This is a relatively trivial amount of engineering work to have feature parity
Edit: "They get 90% of what they charge; Discord takes the other 10% as its fee." https://www.tubefilter.com/2022/06/16/discord-premium-member...
> our payment for each purchase will be the price set by you, less ten percent (10%), unless we expressly state otherwise in writing to you. This ten percent will cover transaction costs such as payment processing fees and the cost of providing tools, features, and support described above.

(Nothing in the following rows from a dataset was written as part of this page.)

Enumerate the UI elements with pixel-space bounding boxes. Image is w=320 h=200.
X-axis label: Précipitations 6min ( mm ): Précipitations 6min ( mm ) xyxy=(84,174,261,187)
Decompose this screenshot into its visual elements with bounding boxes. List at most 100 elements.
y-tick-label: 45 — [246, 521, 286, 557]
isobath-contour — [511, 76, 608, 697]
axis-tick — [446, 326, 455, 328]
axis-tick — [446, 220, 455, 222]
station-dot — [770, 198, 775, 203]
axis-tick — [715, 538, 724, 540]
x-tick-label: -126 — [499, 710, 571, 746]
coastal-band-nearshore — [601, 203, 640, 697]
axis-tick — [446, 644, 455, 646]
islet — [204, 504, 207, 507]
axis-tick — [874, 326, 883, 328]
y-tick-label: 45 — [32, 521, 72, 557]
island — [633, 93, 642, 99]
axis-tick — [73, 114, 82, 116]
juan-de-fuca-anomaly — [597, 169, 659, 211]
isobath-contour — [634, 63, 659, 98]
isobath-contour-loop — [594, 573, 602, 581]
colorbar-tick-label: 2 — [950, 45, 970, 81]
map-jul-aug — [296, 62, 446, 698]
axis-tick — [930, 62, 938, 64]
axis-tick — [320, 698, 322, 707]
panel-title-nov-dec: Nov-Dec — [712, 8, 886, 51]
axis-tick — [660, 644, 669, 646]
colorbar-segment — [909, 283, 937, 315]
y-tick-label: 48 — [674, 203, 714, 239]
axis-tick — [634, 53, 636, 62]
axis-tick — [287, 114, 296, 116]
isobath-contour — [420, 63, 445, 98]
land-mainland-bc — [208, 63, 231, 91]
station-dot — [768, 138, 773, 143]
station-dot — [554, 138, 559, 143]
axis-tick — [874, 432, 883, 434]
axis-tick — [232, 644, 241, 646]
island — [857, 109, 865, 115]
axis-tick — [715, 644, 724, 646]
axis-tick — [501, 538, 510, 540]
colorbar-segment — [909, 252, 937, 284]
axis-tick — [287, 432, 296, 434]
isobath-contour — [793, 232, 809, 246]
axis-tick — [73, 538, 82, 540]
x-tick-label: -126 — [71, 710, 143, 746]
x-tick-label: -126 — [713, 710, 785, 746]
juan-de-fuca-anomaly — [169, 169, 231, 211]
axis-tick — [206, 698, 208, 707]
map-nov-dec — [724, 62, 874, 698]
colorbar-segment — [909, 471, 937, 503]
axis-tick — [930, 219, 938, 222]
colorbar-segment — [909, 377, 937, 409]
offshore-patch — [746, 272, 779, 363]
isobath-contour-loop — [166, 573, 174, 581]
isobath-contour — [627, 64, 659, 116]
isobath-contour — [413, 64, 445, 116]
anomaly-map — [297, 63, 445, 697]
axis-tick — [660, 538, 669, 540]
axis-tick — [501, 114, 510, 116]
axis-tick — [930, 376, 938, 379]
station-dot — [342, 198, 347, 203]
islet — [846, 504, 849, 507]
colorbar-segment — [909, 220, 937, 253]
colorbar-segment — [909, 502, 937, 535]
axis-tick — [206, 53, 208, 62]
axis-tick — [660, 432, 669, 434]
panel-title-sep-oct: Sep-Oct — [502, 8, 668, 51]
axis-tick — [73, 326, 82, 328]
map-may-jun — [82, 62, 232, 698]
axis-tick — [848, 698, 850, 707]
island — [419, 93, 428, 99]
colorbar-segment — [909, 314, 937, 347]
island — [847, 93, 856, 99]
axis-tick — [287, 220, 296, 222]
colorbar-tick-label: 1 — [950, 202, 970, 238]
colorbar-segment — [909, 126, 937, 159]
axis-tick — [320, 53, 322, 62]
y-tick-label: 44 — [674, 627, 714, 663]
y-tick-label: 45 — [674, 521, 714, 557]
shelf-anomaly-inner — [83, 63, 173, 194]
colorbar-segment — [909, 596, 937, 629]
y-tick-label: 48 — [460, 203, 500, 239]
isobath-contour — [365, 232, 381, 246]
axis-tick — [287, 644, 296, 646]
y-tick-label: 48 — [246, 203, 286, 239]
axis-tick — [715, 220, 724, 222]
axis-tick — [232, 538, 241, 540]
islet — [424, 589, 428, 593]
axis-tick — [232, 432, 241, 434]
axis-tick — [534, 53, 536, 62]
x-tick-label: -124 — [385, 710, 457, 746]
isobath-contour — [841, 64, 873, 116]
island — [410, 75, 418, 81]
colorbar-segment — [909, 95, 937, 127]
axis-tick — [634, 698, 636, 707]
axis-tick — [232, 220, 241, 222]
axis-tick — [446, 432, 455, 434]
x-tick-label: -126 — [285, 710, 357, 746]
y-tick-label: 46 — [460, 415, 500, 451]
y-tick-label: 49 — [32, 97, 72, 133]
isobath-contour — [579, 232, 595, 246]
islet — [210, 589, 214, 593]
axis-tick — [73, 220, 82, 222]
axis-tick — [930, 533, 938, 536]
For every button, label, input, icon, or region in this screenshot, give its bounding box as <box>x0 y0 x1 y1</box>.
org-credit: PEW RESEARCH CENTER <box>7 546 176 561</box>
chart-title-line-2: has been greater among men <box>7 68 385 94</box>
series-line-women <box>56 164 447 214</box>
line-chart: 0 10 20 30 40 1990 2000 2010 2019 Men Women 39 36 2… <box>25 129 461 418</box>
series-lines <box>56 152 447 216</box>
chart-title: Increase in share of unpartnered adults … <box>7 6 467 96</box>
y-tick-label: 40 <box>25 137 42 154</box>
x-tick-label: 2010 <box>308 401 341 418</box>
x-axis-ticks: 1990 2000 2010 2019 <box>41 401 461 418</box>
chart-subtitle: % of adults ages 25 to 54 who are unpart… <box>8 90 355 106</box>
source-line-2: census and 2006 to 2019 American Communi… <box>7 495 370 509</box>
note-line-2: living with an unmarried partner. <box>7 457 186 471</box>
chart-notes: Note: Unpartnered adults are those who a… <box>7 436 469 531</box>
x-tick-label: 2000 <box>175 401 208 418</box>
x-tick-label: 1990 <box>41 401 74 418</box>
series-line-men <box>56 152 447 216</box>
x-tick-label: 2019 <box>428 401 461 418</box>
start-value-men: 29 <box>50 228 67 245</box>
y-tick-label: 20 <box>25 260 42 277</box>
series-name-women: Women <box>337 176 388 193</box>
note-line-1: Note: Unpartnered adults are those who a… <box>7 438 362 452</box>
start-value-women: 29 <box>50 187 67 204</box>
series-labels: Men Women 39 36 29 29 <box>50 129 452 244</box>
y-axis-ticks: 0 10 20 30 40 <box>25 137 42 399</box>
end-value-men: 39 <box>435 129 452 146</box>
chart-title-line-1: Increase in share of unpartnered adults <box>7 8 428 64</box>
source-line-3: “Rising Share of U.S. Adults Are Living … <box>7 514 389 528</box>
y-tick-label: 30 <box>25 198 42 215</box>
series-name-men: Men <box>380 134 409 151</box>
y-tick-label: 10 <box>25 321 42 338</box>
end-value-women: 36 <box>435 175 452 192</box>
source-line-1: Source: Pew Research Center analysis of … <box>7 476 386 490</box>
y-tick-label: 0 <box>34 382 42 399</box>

This gives them an edge for cheaper subscription over the alternatives, so you can sell a $1 subscription and get $0.9. Other similar platforms (hyper, upgrade.chat) take a fee on top of the payment processors, so you might get 0.30$ base fee + 3% from the payment processor, and an extra 3-6% from the platform itself.
Launch Blog Post: https://discord.com/blog/server-and-creator-subscriptions Server Subscriptions FAQ: https://creator-support.discord.com/hc/en-us/articles/104230...
The vibe their docs give off makes it feel similar to how Patreon allows you to get exclusive content and chat direct with creators, but it does feel weird putting a direct price tag on participating on an instant messaging app. Discord is pretty explicit about creators governing their tone so users don't feel a free thing is suddenly not free, but this move does feel like they're just going to encourage more and more of the net to be blocked off behind a paywall. What if I run into financial trouble or simply can't afford to access certain high-value communities like AI/Engineering/etc ones? What if this corrupts the culture and makes it harder to find & create indie, fun communities? What does this look like if they expand it to allow toll meters to be attached to more and more of the Discord experience?
"Sub to my Discord or sub to my Patreon to get exclusive content!" eventually becomes, "Sub to my Discord to get exclusive content!" and cuts out Patreon entirely.
I'm not sure it'll pan out as successfully though, but we will see.
On a personal level I have no problem with this. It's just one way of moderating and curating your community. Not everyone has the time and resources to deal with a free for all.
"The Internet should be free!" that's just not sustainable. I'm sorry but it isn't.
Who wants to create Discord? Or be a Discord creator?